Viacom CEO Calls Stock Decline "Way Overdone," Touts Outlook
Philippe Dauman says the company should return to ad growth next year, and its China business is slightly profitable.
Viacom expects to return to advertising revenue growth next year, CEO Philippe Dauman said on Thursday as he told analysts that the conglomerate's stock has been pushed down too low amid investor concerns about the TV networks business.
The stock sell-off has been “way overdone," he said, highlighting the "inherent value" of Viacom's international portfolio, among other things. He argued that the company's value “far outpaces what’s reflected in the marketplace" even though he acknowledged that the industry was “in the midst of significant change.”
The stock fell along with other media and entertainment stocks on Wednesday amid investor worries about the TV networks business following Walt Disney's earnings and reduced guidance for ESPN. As of 10:15 a.m. ET on Thursday, Viacom's stock was down 13.1 percent at $44.69.

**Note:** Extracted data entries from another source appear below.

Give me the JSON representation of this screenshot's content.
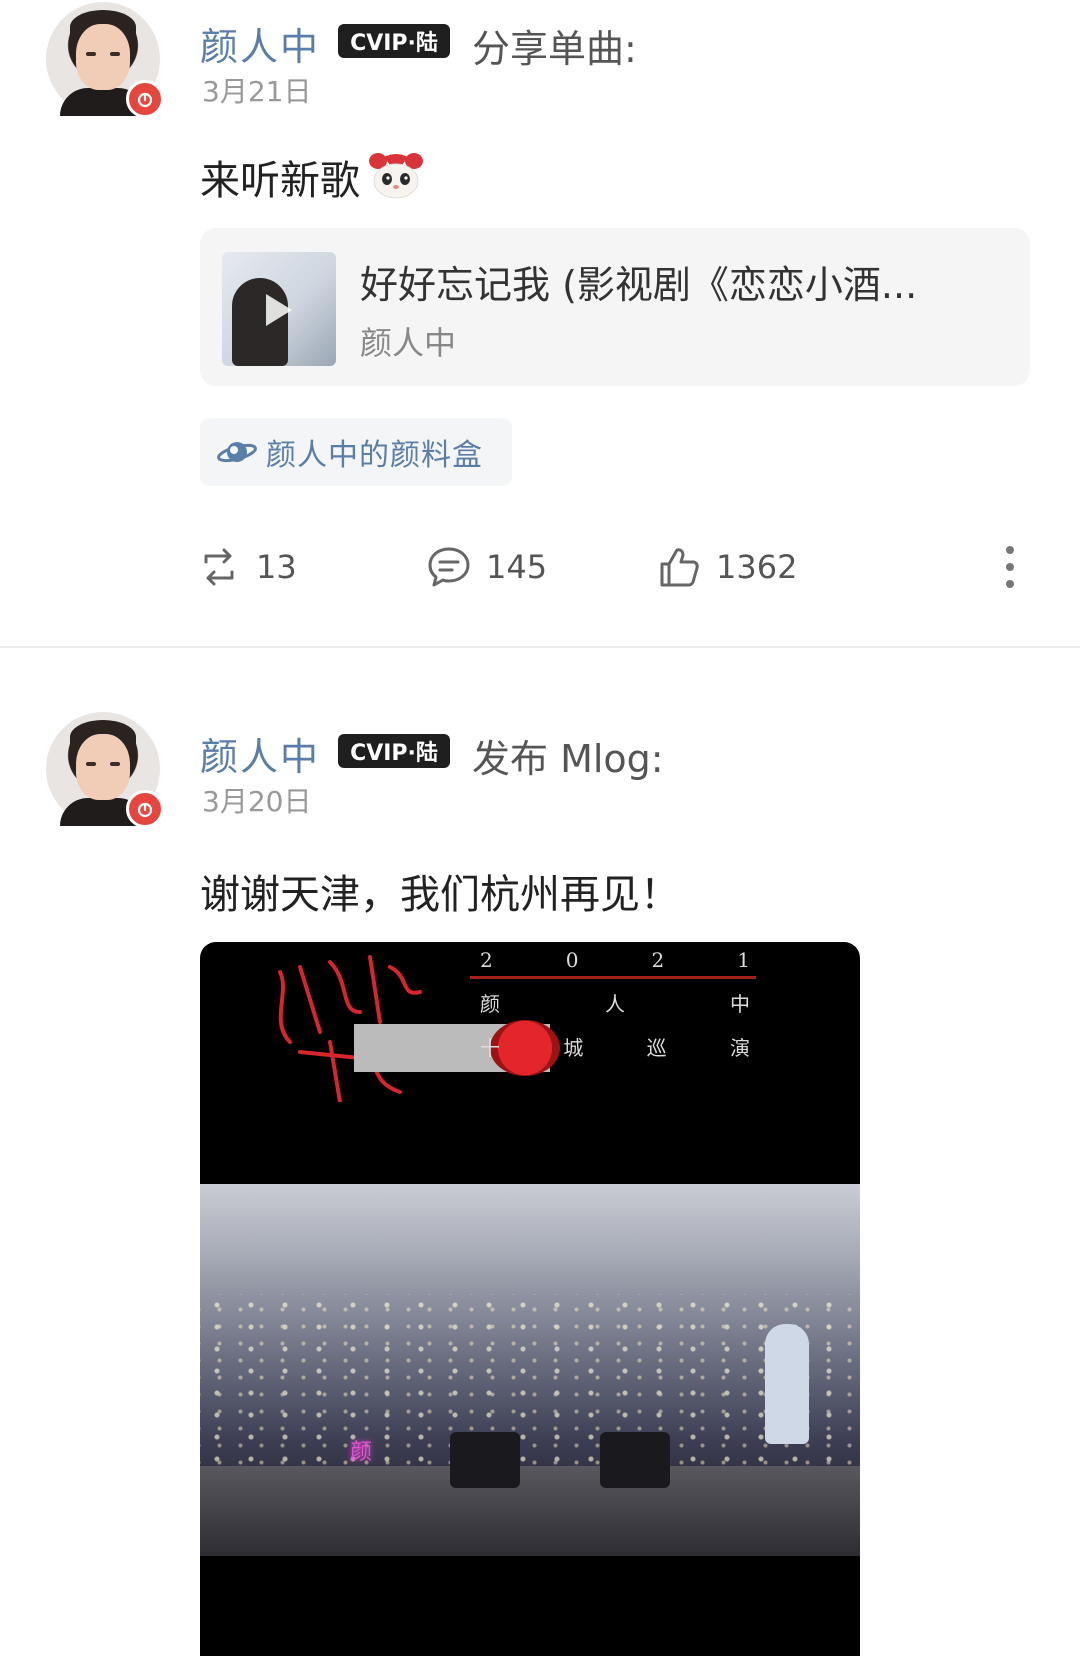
{
  "posts": [
    {
      "user_name": "颜人中",
      "vip_badge": "CVIP·陆",
      "action": "分享单曲:",
      "date": "3月21日",
      "text": "来听新歌",
      "song": {
        "title": "好好忘记我 (影视剧《恋恋小酒...",
        "artist": "颜人中"
      },
      "topic": "颜人中的颜料盒",
      "stats": {
        "repost": "13",
        "comment": "145",
        "like": "1362"
      }
    },
    {
      "user_name": "颜人中",
      "vip_badge": "CVIP·陆",
      "action": "发布 Mlog:",
      "date": "3月20日",
      "text": "谢谢天津，我们杭州再见！",
      "mlog": {
        "row1": [
          "2",
          "0",
          "2",
          "1"
        ],
        "row2": [
          "颜",
          "人",
          "中"
        ],
        "row3": [
          "十",
          "城",
          "巡",
          "演"
        ],
        "neon": "颜"
      }
    }
  ],
  "colors": {
    "name": "#5b7ea8",
    "badge_red": "#e5473f",
    "vip_bg": "#1f1f1f"
  },
  "icons": {
    "repost": "repost-icon",
    "comment": "comment-icon",
    "like": "thumbs-up-icon",
    "more": "more-vertical-icon",
    "topic": "planet-icon",
    "badge": "netease-music-icon"
  }
}
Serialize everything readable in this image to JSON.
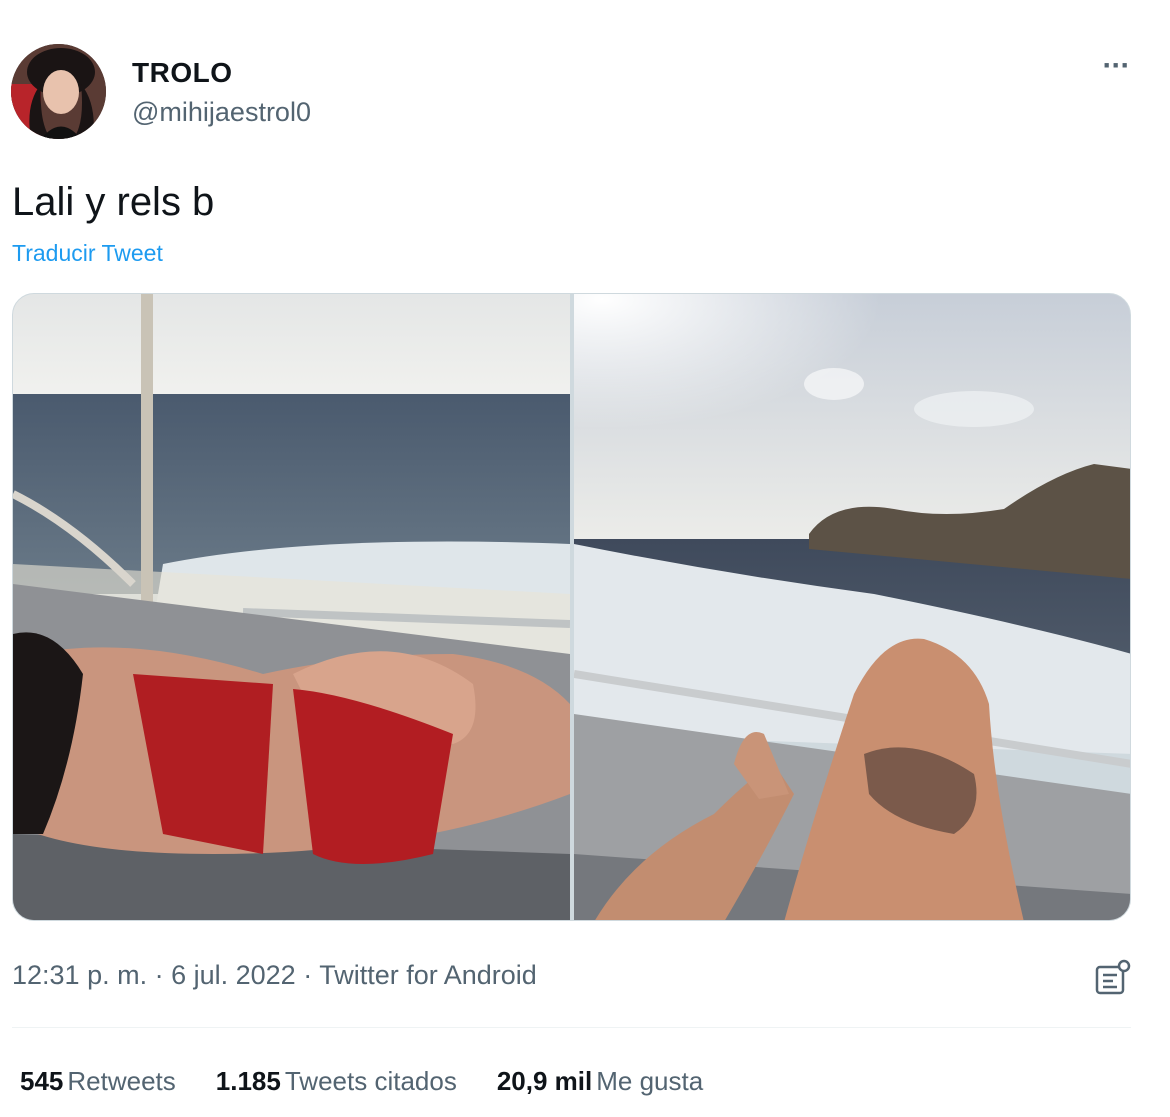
{
  "author": {
    "name": "TROLO",
    "handle": "@mihijaestrol0"
  },
  "tweet": {
    "text": "Lali y rels b",
    "translate_label": "Traducir Tweet"
  },
  "meta": {
    "time": "12:31 p. m.",
    "date": "6 jul. 2022",
    "source": "Twitter for Android",
    "separator": " · "
  },
  "stats": [
    {
      "count": "545",
      "label": "Retweets"
    },
    {
      "count": "1.185",
      "label": "Tweets citados"
    },
    {
      "count": "20,9 mil",
      "label": "Me gusta"
    }
  ],
  "icons": {
    "more": "more-options-icon",
    "analytics": "analytics-icon"
  },
  "colors": {
    "link": "#1d9bf0",
    "secondary_text": "#536471",
    "primary_text": "#0f1419"
  }
}
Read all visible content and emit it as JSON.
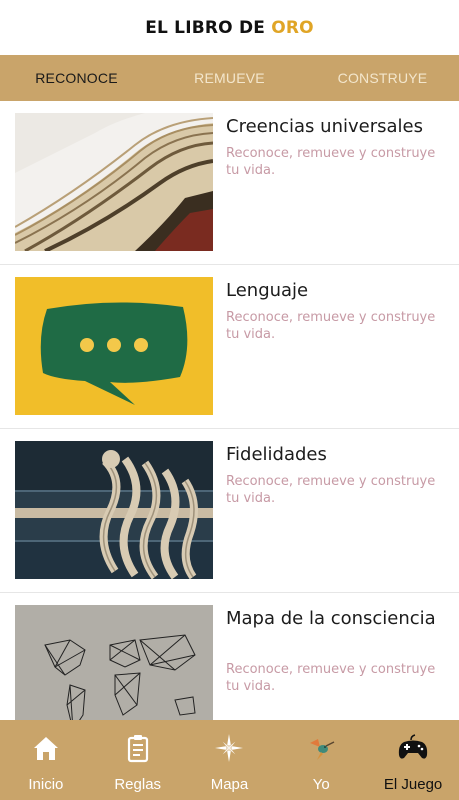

But with change also comes opportunity, "and Viacom is seizing every opportunity," he said. "We are taking all measures necessary to address the changing media landscape."
Dauman mentioned mobile video as a business that could soon be worth hundreds of millions of dollars a year. "This is a particularly significant opportunity for us," he said.
Also, international is "one of Viacom’s most important and underappreciated assets," Dauman said. He highlighted a recent acquisition in India and said that China was a "complicated" market, but was for Viacom profitable, "even though modestly so."
Overall, the Viacom CEO told analysts that "we have gone in the past through these market dislocations" and always re-emerged with new vigor.
With syndicated and acquired shows performing less than in the past, Dauman said "across the company, we have never spent more money on original programming as we do today."
He also mentioned the exit of Jon Stewart as host of The Daily Show on Comedy Central and lauded him before his last episode Thursday night. Dauman said Viacom was "so proud" of Stewart's work and his "enormous contributions" and his role as an "important voice in the national conversation."
He added that "we could not be more pleased with the next chapter for the show," touting new host Trevor Noah as late night's first millennial host. He said he was excited about Noah's potential to bring in a younger audience.